When she doesn’t reply, I smack her ass.

She gasps and her eyes fly open.

“I asked you a question.”

“I…” she starts but I’m rubbing her clit again. I’m about half-way in and fuck, I’m going to come hard.

“Cat got your tongue?”

Her answer is a whimper as her mouth opens and her eyes close.

I grin, rub her swollen nub and watch her face because she’s so fucking beautiful when she comes. When her walls begin to pulse around my cock, I claim more of her, her moans making me harder, her asshole opening to me like a greedy little thing that wants more. More. More.

I’m happy to oblige.

When I’m fully seated, I stop, taking a moment to enjoy the tremors of aftershock as she pants and tries to force my hand from her clit.

“I’m all the way in. All the way inside your tight little hole. Are you ready to get your ass fucked, sweetheart?”

“I can’t…It’s too much—”

“You can and you will. You’ll take my cum too. I’m going to fill you up with my cum.”

And when I pull out and thrust back in, she lets out a loud moan, and arches her back. The words she’s saying are nonsensical. The only one I recognize is my own name.

Hades.

The name she gave me a breath on her tongue.

Her life’s breath.

God.

Fuck.

This woman. Fuck. Fuck me. I’m screwed.

Because I know what this is.

And as her walls throb again, I thrust deep inside her and still there. It’s like just then, in that moment, time is suspended. Stopping just for us and we’re both coming. She’s moaning my name, her cheek on the floor, eyes closed, one hand fisted, the other clawing at the carpet as I fill her up. As I empty inside her and I claim this other part of her. And all the while I know the truth, even if she doesn’t.

She owns a part of me. She always has.

No. That’s not it.

Persephone owns my fucking soul.

 

 

15

 

 

Persephone

 

 

How is it like this with him? How is everything different with him?

He’s gentle after. He lifts me up and cradles me on his lap like I’m his most precious possession.

I lay my head against his warm chest and close my eyes. I listen to his heartbeat and let myself snuggle into the safety of his arms.

And like last night, I want to cry.

I don’t understand this confusion of emotion. This chaos inside my head. My heart.
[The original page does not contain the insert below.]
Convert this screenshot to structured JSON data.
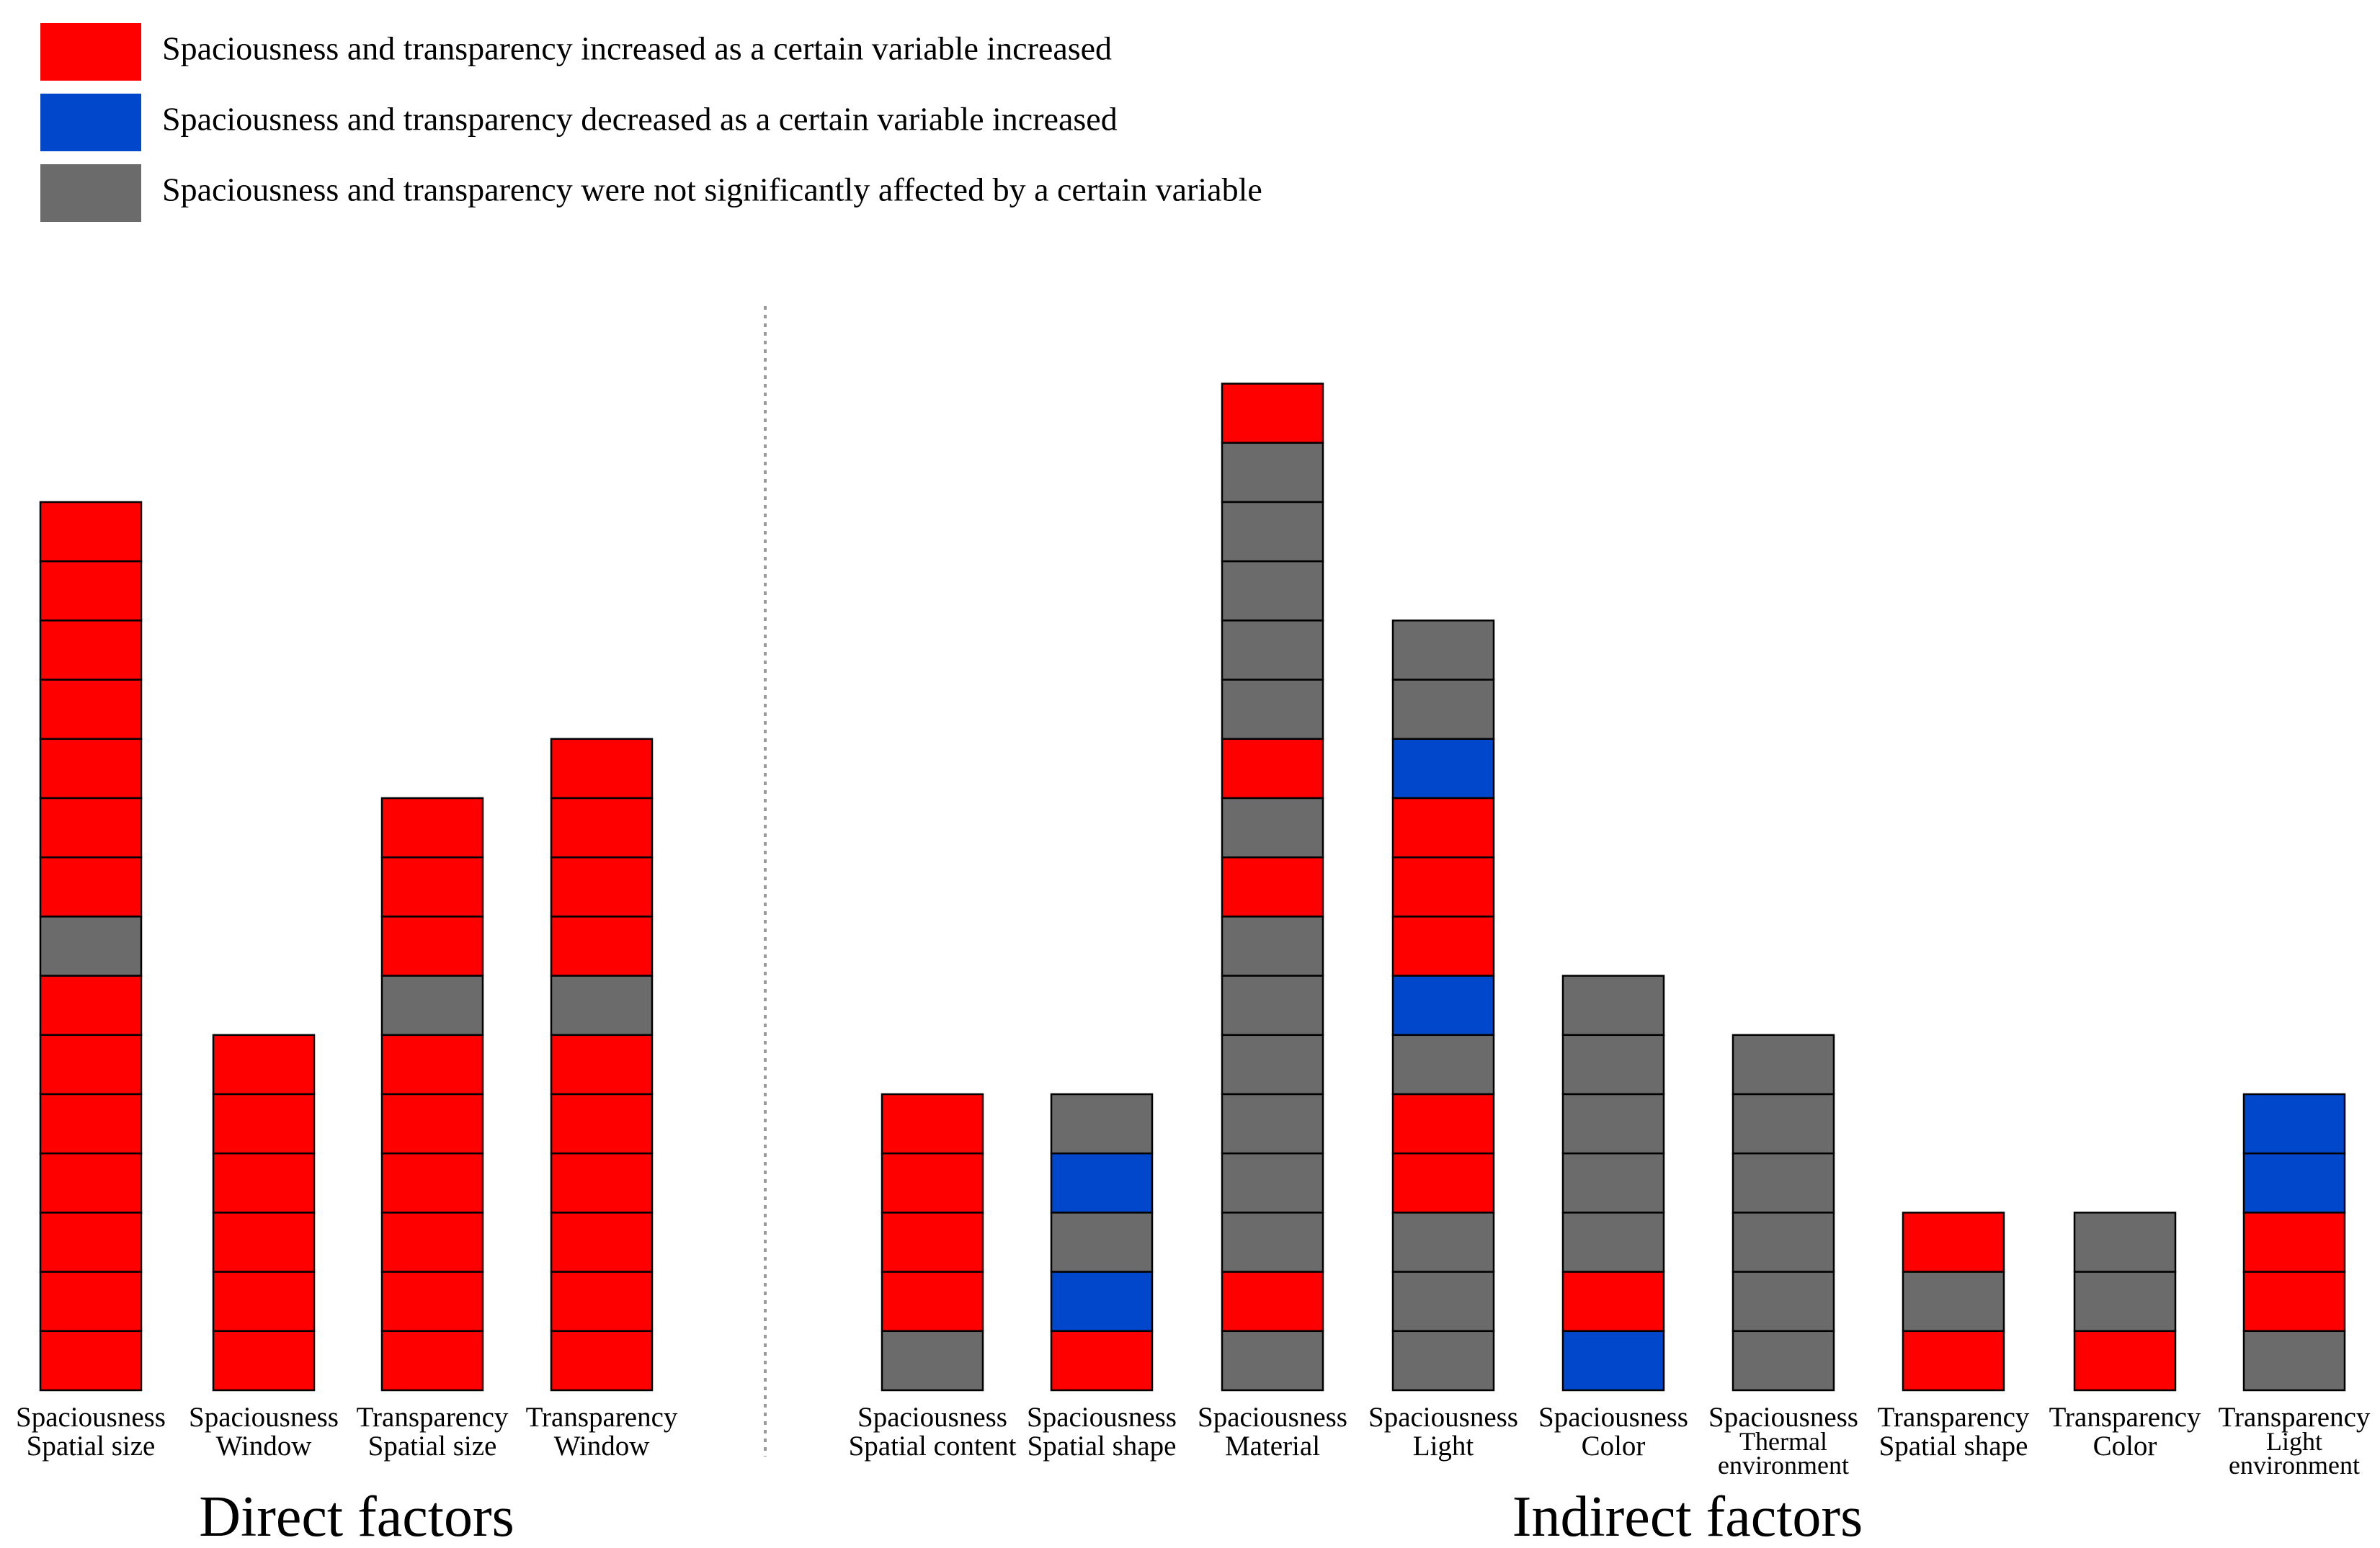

He’s right. I don’t hate him. And it’s not just that that scares me. It’s that the opposite is true. It’s always been true. Maybe since that first day out on the curb when I was a kid.

And I know I’m fucked. I am well and truly fucked.
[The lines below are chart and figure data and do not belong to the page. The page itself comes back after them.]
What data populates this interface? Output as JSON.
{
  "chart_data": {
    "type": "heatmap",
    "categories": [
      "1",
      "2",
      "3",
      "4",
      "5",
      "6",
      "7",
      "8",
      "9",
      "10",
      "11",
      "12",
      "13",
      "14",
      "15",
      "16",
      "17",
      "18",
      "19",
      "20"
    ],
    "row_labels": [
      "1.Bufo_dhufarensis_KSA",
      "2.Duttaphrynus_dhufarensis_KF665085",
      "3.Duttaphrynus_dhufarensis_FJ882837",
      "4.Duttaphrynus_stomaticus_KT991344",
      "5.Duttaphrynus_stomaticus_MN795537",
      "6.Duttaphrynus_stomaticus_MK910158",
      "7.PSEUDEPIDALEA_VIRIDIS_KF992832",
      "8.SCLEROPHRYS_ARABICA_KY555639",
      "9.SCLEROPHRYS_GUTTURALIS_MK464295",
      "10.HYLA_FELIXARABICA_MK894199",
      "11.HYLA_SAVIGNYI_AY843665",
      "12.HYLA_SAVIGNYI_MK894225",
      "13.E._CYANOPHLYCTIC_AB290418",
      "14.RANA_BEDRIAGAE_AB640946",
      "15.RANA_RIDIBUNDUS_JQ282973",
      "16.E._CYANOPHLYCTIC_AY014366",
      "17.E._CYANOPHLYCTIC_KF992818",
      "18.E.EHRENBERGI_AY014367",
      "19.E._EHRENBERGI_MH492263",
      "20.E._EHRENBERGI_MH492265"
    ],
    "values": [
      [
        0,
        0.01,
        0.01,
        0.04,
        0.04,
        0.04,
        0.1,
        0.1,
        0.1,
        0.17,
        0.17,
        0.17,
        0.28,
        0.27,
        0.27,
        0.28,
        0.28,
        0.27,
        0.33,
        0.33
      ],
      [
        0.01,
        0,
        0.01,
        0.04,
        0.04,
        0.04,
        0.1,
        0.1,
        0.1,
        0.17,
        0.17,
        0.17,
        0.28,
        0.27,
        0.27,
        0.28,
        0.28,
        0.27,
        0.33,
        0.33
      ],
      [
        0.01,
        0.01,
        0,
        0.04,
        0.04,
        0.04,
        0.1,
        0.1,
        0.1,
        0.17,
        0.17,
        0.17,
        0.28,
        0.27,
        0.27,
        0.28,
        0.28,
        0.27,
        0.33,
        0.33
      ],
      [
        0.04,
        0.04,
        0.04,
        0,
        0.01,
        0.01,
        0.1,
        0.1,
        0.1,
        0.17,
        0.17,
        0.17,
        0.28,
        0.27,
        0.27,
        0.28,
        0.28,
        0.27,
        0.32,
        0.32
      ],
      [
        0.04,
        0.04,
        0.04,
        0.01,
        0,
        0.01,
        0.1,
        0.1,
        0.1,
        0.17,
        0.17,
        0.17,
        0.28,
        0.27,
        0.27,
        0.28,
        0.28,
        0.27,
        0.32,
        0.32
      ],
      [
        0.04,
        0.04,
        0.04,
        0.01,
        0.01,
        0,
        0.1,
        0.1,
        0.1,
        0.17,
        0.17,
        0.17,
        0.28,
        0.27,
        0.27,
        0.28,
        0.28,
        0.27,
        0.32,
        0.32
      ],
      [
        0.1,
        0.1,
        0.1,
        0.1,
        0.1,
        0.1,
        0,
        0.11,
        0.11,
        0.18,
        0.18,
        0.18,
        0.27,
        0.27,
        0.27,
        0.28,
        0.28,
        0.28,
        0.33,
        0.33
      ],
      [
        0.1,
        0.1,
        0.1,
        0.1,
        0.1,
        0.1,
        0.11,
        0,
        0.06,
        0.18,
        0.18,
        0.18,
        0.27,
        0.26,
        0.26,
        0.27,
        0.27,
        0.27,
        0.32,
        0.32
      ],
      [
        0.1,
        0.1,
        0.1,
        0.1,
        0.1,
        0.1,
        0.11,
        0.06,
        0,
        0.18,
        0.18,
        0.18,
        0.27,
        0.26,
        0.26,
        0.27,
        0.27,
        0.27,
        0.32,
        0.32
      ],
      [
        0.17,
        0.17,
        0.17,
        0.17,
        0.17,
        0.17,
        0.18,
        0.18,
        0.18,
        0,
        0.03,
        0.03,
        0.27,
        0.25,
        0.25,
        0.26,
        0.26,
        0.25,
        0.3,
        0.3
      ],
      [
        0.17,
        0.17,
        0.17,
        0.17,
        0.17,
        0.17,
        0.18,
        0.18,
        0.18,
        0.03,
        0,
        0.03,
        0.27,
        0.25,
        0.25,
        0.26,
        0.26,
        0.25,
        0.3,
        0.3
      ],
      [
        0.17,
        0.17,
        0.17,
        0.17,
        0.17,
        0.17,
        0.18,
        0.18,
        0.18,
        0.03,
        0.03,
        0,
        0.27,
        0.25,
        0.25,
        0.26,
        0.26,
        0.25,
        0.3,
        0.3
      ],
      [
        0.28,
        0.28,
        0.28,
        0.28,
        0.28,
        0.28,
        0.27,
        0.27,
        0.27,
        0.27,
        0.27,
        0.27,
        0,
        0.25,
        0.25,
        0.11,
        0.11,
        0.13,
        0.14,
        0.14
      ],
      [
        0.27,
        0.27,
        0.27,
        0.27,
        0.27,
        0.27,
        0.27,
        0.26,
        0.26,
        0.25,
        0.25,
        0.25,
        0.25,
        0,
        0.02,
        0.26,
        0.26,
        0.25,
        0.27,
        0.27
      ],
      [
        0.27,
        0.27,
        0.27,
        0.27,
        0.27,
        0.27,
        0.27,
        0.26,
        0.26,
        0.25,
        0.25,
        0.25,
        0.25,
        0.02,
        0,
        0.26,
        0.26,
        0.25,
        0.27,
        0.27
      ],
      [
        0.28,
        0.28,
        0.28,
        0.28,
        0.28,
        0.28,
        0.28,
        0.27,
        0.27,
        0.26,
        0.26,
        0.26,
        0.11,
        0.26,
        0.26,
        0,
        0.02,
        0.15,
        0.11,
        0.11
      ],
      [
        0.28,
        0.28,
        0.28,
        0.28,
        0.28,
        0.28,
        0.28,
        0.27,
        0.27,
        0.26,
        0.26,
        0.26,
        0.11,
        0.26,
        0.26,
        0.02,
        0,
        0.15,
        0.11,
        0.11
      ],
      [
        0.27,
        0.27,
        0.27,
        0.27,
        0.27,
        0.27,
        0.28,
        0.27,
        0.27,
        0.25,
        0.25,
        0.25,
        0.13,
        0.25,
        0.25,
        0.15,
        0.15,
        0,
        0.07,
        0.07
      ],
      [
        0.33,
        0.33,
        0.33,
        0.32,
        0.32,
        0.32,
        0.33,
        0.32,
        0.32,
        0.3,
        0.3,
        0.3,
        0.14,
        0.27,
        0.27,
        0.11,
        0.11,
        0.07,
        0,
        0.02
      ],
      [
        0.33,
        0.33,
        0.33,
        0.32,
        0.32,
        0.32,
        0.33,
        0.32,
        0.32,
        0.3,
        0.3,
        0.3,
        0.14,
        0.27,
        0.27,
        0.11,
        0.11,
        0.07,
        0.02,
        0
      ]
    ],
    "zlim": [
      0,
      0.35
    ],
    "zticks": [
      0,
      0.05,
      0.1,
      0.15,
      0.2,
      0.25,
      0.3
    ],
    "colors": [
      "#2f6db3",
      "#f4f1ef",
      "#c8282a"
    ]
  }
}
That’s exactly why I can’t do this. Why I can’t let him hold me. Why I can’t let him be gentle. Tender, even.

I can’t take comfort in his arms, or against his chest. I can’t feel protected. Safe.

I can’t.

I push away, look up at him.

He seems surprised but doesn’t speak. He studies me instead and I have to be careful because I think maybe I’m wrong. Maybe he’s not human.

He can’t just read my mind. I think he can see inside my soul.
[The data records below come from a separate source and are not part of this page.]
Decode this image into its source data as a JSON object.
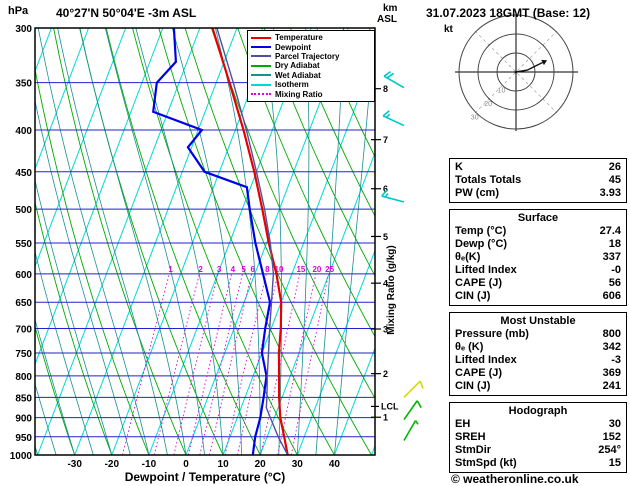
{
  "header": {
    "station": "40°27'N 50°04'E -3m ASL",
    "datetime": "31.07.2023 18GMT (Base: 12)",
    "pressure_unit": "hPa",
    "altitude_unit_top": "km",
    "altitude_unit_bottom": "ASL"
  },
  "legend": [
    {
      "label": "Temperature",
      "color": "#e60000",
      "dash": "solid"
    },
    {
      "label": "Dewpoint",
      "color": "#0000e6",
      "dash": "solid"
    },
    {
      "label": "Parcel Trajectory",
      "color": "#5050a0",
      "dash": "solid"
    },
    {
      "label": "Dry Adiabat",
      "color": "#00aa00",
      "dash": "solid"
    },
    {
      "label": "Wet Adiabat",
      "color": "#1a9090",
      "dash": "solid"
    },
    {
      "label": "Isotherm",
      "color": "#00d8d8",
      "dash": "solid"
    },
    {
      "label": "Mixing Ratio",
      "color": "#dd00dd",
      "dash": "dotted"
    }
  ],
  "axes": {
    "pressure_ticks": [
      300,
      350,
      400,
      450,
      500,
      550,
      600,
      650,
      700,
      750,
      800,
      850,
      900,
      950,
      1000
    ],
    "temp_ticks": [
      -30,
      -20,
      -10,
      0,
      10,
      20,
      30,
      40
    ],
    "xlabel": "Dewpoint / Temperature (°C)",
    "km_ticks": [
      {
        "label": "1",
        "pressure": 899
      },
      {
        "label": "2",
        "pressure": 795
      },
      {
        "label": "3",
        "pressure": 701
      },
      {
        "label": "4",
        "pressure": 616
      },
      {
        "label": "5",
        "pressure": 540
      },
      {
        "label": "6",
        "pressure": 472
      },
      {
        "label": "7",
        "pressure": 411
      },
      {
        "label": "8",
        "pressure": 356
      }
    ],
    "lcl": {
      "label": "LCL",
      "pressure": 872
    },
    "mixing_axis_label": "Mixing Ratio (g/kg)",
    "mixing_values": [
      1,
      2,
      3,
      4,
      5,
      6,
      8,
      10,
      15,
      20,
      25
    ]
  },
  "grid_colors": {
    "isobar": "#2222cc",
    "isotherm": "#00d8d8",
    "dry_adiabat": "#00aa00",
    "wet_adiabat": "#1a9090",
    "mixing_ratio": "#dd00dd"
  },
  "chart_data": {
    "type": "line",
    "title": "Skew-T log-P sounding",
    "xlabel": "Dewpoint / Temperature (°C)",
    "ylabel": "hPa",
    "x_range": [
      -40,
      45
    ],
    "pressure_range": [
      300,
      1000
    ],
    "series": [
      {
        "name": "Temperature",
        "color": "#e60000",
        "width": 2.2,
        "points": [
          [
            1000,
            27.4
          ],
          [
            950,
            24.6
          ],
          [
            900,
            21.6
          ],
          [
            850,
            19.2
          ],
          [
            800,
            17.0
          ],
          [
            750,
            14.6
          ],
          [
            700,
            12.6
          ],
          [
            650,
            10.0
          ],
          [
            600,
            5.8
          ],
          [
            550,
            0.6
          ],
          [
            500,
            -4.6
          ],
          [
            450,
            -10.6
          ],
          [
            400,
            -17.8
          ],
          [
            350,
            -26.4
          ],
          [
            300,
            -36.6
          ]
        ]
      },
      {
        "name": "Dewpoint",
        "color": "#0000e6",
        "width": 2.2,
        "points": [
          [
            1000,
            18
          ],
          [
            950,
            16.8
          ],
          [
            900,
            16.2
          ],
          [
            850,
            15.0
          ],
          [
            800,
            13.6
          ],
          [
            750,
            10.0
          ],
          [
            700,
            8.4
          ],
          [
            650,
            7.0
          ],
          [
            600,
            2.2
          ],
          [
            550,
            -3.0
          ],
          [
            500,
            -8.0
          ],
          [
            470,
            -11.0
          ],
          [
            450,
            -24.0
          ],
          [
            420,
            -31.0
          ],
          [
            400,
            -29.0
          ],
          [
            380,
            -44.0
          ],
          [
            350,
            -46.0
          ],
          [
            330,
            -43.0
          ],
          [
            300,
            -47.0
          ]
        ]
      },
      {
        "name": "Parcel Trajectory",
        "color": "#5050a0",
        "width": 1.4,
        "points": [
          [
            1000,
            27.4
          ],
          [
            950,
            23.0
          ],
          [
            900,
            18.9
          ],
          [
            875,
            16.8
          ],
          [
            850,
            15.9
          ],
          [
            800,
            13.8
          ],
          [
            750,
            11.8
          ],
          [
            700,
            9.6
          ],
          [
            650,
            7.4
          ],
          [
            600,
            5.0
          ],
          [
            550,
            1.0
          ],
          [
            500,
            -4.0
          ],
          [
            450,
            -10.0
          ],
          [
            400,
            -17.0
          ],
          [
            350,
            -25.4
          ],
          [
            300,
            -35.4
          ]
        ]
      }
    ]
  },
  "wind_barbs": [
    {
      "pressure": 355,
      "speed_kt": 20,
      "angle_deg": 300,
      "color": "#00c8c8"
    },
    {
      "pressure": 395,
      "speed_kt": 15,
      "angle_deg": 295,
      "color": "#00c8c8"
    },
    {
      "pressure": 490,
      "speed_kt": 15,
      "angle_deg": 285,
      "color": "#00c8c8"
    },
    {
      "pressure": 850,
      "speed_kt": 10,
      "angle_deg": 45,
      "color": "#d8d800"
    },
    {
      "pressure": 905,
      "speed_kt": 10,
      "angle_deg": 35,
      "color": "#00b400"
    },
    {
      "pressure": 960,
      "speed_kt": 5,
      "angle_deg": 30,
      "color": "#00b400"
    }
  ],
  "hodograph": {
    "unit": "kt",
    "rings_kt": [
      10,
      20,
      30
    ],
    "trace_kt": [
      [
        0,
        0
      ],
      [
        6,
        1
      ],
      [
        10,
        3
      ],
      [
        14,
        5
      ]
    ]
  },
  "panels": {
    "indices": {
      "rows": [
        [
          "K",
          "26"
        ],
        [
          "Totals Totals",
          "45"
        ],
        [
          "PW (cm)",
          "3.93"
        ]
      ]
    },
    "surface": {
      "title": "Surface",
      "rows": [
        [
          "Temp (°C)",
          "27.4"
        ],
        [
          "Dewp (°C)",
          "18"
        ],
        [
          "θₑ(K)",
          "337"
        ],
        [
          "Lifted Index",
          "-0"
        ],
        [
          "CAPE (J)",
          "56"
        ],
        [
          "CIN (J)",
          "606"
        ]
      ]
    },
    "most_unstable": {
      "title": "Most Unstable",
      "rows": [
        [
          "Pressure (mb)",
          "800"
        ],
        [
          "θₑ (K)",
          "342"
        ],
        [
          "Lifted Index",
          "-3"
        ],
        [
          "CAPE (J)",
          "369"
        ],
        [
          "CIN (J)",
          "241"
        ]
      ]
    },
    "hodograph_info": {
      "title": "Hodograph",
      "rows": [
        [
          "EH",
          "30"
        ],
        [
          "SREH",
          "152"
        ],
        [
          "StmDir",
          "254°"
        ],
        [
          "StmSpd (kt)",
          "15"
        ]
      ]
    }
  },
  "copyright": "© weatheronline.co.uk"
}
“I don’t want Anna,” I blurt out.

“What?” He’s clearly taken aback.

“I don’t want a cook.”

My throat feels full, like the emotion is going to choke me. Like it’s going to cut off my oxygen and kill me.

I push away, try to stand, stumbling as I do with my jeans around my ankles.

He’s already got his pants up. I guess he took care of that after fucking me.

I bend to pull my jeans up while he gets to his feet. He disappears into a room I didn’t realize was there—another one of those doors flush with the wall like the elevator. I hear water running and a few moments later, he returns, drying his hands.

“Let me clean you,” he says.

I still feel him inside me, his cum inside me. And this insane, masochistic part of me, it wants that part of him.

Wants any part of him.

I shake my head, rub my face. “Where’s my coat?” I ask, snatching my purse from the couch.

“Persephone—”

“I need to go.” I swipe my hand over my eyes, hoping he thinks it’s just an itch. Not the tears I need to hide.

“What’s going on?” he asks.

I take a deep breath in, my gaze falling on the empty butter dish. I try not to think about what he did with that butter.